Hubert Haddad, Le Peintre d'éventail, Zulma, 2013, 187 pages, 17.00 €
« Noces de neige » de Gaëlle Josse
En 1881, une jeune aristocrate russe quitte se résidence d’été sur les hauteurs de Nice. Pendant le voyage, les secrets révélés l’entraîneront vers une issue inattendue. En 2012, Irina, une jeune moscovite, est sur le point de faire le voyage en sens inverse. L’une a tout, l’autre rien. Elles ne se connaissent pas, ne se rencontreront jamais. Pourtant leurs destinées sont proches. Des sœurs de hasard … Un court roman élégant où le charme le dispute à la cruauté. Peut-on malgré tout échapper à sa condition ?
Gaëlle Josse, Noces de neige, Autrement, 2013, 176 pages, 14.00 €
« La crue de juillet » de Hélène Lenoir
La sombre rumeur d’un accident ébranle une ville en proie à des pluies diluviennes où Thérèse débarque pour rencontrer un peintre célèbre. Mais rien ne se passe comme prévu. Personne n’est là pour l’accueillir, et il s’avère peu probable que l’artiste soit en mesure de la recevoir. A la terrasse d’un café, un quinquagénaire la regarde, charmé. Alors que tout les sépare, une rencontre est-elle possible ? Elliptique et énigmatique, ce roman exigeant vaut le détour, tant pour ses qualités stylistiques que romanesques.

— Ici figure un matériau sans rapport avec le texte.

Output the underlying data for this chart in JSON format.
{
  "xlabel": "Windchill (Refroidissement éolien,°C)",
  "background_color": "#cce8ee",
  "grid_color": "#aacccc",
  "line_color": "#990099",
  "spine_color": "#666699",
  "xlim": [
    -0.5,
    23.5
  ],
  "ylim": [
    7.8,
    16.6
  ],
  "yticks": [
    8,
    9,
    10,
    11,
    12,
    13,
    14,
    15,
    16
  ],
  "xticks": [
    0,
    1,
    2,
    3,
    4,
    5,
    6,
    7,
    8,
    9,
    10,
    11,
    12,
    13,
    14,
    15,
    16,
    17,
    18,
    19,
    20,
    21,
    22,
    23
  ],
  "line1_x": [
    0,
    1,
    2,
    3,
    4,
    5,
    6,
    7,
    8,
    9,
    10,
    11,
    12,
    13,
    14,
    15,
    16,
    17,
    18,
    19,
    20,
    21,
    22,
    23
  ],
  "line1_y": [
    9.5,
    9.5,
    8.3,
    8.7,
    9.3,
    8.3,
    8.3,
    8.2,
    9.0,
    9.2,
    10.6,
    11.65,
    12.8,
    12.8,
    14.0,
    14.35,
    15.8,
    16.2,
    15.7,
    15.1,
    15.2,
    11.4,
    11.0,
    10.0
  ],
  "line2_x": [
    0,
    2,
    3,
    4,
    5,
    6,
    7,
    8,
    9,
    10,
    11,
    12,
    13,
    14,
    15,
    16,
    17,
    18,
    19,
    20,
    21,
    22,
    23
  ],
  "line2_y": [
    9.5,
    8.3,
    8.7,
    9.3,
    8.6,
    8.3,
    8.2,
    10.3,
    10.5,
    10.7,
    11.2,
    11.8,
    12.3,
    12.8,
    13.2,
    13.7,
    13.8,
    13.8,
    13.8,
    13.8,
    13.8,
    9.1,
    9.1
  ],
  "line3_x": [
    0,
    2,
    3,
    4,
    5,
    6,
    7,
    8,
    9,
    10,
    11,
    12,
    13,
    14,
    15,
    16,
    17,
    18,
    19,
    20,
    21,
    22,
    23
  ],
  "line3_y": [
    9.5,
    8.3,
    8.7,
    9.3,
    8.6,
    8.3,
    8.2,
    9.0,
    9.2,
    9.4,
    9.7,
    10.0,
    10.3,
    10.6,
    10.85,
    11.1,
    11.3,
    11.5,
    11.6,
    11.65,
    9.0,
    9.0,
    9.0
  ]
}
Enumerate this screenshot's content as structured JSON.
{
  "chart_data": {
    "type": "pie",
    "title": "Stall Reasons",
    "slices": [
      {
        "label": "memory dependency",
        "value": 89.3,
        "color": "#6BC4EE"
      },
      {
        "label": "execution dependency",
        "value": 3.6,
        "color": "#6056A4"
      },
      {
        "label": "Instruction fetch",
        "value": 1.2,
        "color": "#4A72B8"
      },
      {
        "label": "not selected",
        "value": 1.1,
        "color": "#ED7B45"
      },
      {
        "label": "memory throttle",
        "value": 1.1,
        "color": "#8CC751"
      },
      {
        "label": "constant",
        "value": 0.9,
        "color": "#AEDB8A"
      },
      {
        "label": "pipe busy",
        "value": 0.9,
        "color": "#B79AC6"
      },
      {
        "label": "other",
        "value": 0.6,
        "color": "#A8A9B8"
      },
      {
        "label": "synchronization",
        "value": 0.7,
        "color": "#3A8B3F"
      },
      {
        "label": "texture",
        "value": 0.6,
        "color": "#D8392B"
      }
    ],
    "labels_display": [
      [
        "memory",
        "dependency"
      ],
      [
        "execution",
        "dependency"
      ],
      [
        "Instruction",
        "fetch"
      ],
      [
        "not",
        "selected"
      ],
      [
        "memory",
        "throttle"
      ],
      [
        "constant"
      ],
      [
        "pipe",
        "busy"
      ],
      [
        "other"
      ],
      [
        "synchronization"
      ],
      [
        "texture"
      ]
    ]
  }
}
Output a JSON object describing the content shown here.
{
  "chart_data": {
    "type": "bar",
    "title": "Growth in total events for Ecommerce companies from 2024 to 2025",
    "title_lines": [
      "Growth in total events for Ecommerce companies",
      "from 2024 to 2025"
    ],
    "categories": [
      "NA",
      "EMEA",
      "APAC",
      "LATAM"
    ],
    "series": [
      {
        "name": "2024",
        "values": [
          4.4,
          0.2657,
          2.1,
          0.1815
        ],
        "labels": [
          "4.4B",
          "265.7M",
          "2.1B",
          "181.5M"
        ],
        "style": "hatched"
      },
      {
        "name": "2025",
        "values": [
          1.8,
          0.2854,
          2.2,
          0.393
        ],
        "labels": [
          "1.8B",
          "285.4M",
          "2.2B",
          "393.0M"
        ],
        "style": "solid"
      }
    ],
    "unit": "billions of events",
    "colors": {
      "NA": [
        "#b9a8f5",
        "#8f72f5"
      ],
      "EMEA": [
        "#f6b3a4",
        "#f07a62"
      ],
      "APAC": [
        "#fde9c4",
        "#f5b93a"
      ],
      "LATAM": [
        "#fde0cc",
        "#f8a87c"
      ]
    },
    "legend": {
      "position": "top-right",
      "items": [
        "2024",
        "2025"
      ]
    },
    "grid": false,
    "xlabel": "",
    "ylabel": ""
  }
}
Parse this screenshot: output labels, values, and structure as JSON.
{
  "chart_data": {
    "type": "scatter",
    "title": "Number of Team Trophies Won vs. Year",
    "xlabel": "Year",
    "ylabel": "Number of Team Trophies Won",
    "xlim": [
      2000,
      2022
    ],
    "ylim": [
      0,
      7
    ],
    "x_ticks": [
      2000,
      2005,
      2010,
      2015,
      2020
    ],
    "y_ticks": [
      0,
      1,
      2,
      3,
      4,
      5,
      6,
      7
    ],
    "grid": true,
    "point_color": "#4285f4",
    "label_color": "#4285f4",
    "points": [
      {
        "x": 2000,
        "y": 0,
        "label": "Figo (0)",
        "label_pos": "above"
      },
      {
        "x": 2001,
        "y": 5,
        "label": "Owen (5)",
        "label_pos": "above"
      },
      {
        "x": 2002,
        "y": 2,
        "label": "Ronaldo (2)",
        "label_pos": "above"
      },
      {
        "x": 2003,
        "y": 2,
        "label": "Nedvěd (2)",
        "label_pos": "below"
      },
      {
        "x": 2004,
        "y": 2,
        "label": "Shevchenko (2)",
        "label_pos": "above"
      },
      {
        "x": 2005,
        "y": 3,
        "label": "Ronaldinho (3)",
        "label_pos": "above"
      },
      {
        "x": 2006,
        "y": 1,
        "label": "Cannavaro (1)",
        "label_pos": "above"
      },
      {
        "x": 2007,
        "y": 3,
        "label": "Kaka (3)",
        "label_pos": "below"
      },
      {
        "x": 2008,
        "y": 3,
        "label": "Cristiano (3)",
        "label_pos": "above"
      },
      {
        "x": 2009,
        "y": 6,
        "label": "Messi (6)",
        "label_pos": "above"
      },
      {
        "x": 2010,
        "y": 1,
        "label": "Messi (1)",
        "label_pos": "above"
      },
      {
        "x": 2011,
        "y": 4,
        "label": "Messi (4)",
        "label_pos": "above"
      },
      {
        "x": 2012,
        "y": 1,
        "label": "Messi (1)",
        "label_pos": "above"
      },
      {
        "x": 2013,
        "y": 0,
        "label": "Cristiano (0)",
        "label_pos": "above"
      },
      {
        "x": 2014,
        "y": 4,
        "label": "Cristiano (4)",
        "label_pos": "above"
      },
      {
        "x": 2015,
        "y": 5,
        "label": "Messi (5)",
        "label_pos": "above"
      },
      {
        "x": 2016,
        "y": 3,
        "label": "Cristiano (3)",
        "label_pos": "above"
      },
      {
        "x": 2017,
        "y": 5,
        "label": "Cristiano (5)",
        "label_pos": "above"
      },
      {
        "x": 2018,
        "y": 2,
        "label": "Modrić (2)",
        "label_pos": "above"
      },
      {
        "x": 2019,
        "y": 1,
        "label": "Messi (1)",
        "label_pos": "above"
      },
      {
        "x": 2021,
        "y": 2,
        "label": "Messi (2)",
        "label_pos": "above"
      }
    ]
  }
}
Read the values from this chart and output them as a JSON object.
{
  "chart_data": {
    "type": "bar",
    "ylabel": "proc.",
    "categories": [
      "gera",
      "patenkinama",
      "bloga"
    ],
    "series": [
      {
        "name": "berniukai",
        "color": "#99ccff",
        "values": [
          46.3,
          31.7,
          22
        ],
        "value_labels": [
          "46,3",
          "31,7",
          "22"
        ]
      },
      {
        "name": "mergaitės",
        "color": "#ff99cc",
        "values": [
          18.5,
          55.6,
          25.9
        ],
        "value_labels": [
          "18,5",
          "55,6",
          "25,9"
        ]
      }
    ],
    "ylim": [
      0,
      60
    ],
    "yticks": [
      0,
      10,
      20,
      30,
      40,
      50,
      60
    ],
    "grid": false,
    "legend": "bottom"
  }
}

Hélène Lenoir, La crue de juillet, Editions de Minuit, 2013, 158 pages, 14.50 €
« L’homme sans bagages » de Emmanuelle Pol
Un homme guidé par un désir de liberté totale : pas d’attache, pas de patrie, pas de famille, toujours partir ailleurs, avec une jouissance totale. Mais peut-on vraiment échapper à cette part d’histoire que chacun porte en soi dès sa naissance ? Une vie racontée tambour battant par cette belge d’adoption, déjà remarquée pour son livre précédent L’atelier de la chair.
Emmanuelle Pol, L'homme sans bagages, Finitude, 2013, 156 pages, 15.50 €
« Dans l’ombre de la lumière » de Claude Pujade-Renaud
Au 4e siècle, dans ce qui est aujourd’hui l’Algérie, Augustinus vécut une quinzaine d’années avec une jeune femme, avant de la répudier et de devenir celui qu’on connaît sous le nom de Saint-Augustin. Mais qui fut cette jeune femme qui vécut dans l’ombre cachée du grand homme, et comment a-t-elle pu, malgré tout, lui rester fidèle toute sa vie ? Un beau portrait de femme, dans son époque, en même temps qu’une réflexion sur l’ambiguïté des pouvoirs spirituel et temporel.
Claude Pujade-Renaud, Dans l'ombre de la lumière, Actes Sud, 2013, 304 pages, 21.80 €
Que peut ressentir, ou vivre, un écrivain africain qui retourne chez lui après vingt ans d'absence, vingt années en Europe et en Amérique, dans un univers qui n'a plus grand-chose à voir avec son milieu d'origine ?
C'est l'expérience intéressante que relate Alain Mabanckou, invité par l'Institut français à Pointe-Noire, cette ville du Congo-Brazzaville en bordure d'océan dont il est originaire. L'Institut français, c'est le "bras culturel" du Ministère français des Affaires étrangères, l'opérateur qui agit en relation étroite avec le réseau culturel français à l'étranger.
Et précisément, un enfant du pays, expatrié depuis longtemps, qui n'est jamais revenu à la mort de ses parents, mais qui revient dans les pas de l'ancienne métropole, ne peut que constater sa différence. Au-delà des retrouvailles avec sa famille, et de l'omniprésence de la mère disparue, au-delà des traces de sa jeunesse, dont le collège, ou le cinéma Rex (où sont tous les cinémas Rex de nos enfances ?), au-delà des personnages dont on comprend qu'ils ont nourri les romans de Mabanckou, au-delà de cette Afrique où les esprits côtoient les réalités de vies souvent difficiles, l'étonnement et l'intérêt de ce livre viennent de cette distance que l'écrivain ne nomme pas, mais qu'il décrit "en creux". Est-il devenu un étranger, un blanc, un "américain" ? Un bel exemple d'acculturation, comme disent les anthropologues.
Un livre, aux dires de l'auteur, qui lui sert de tombeau, ...et de résurrection.
Alain Mabanckou : Lumières de Pointe-Noire, Editions du Seuil, 2013, 287p, €19,50.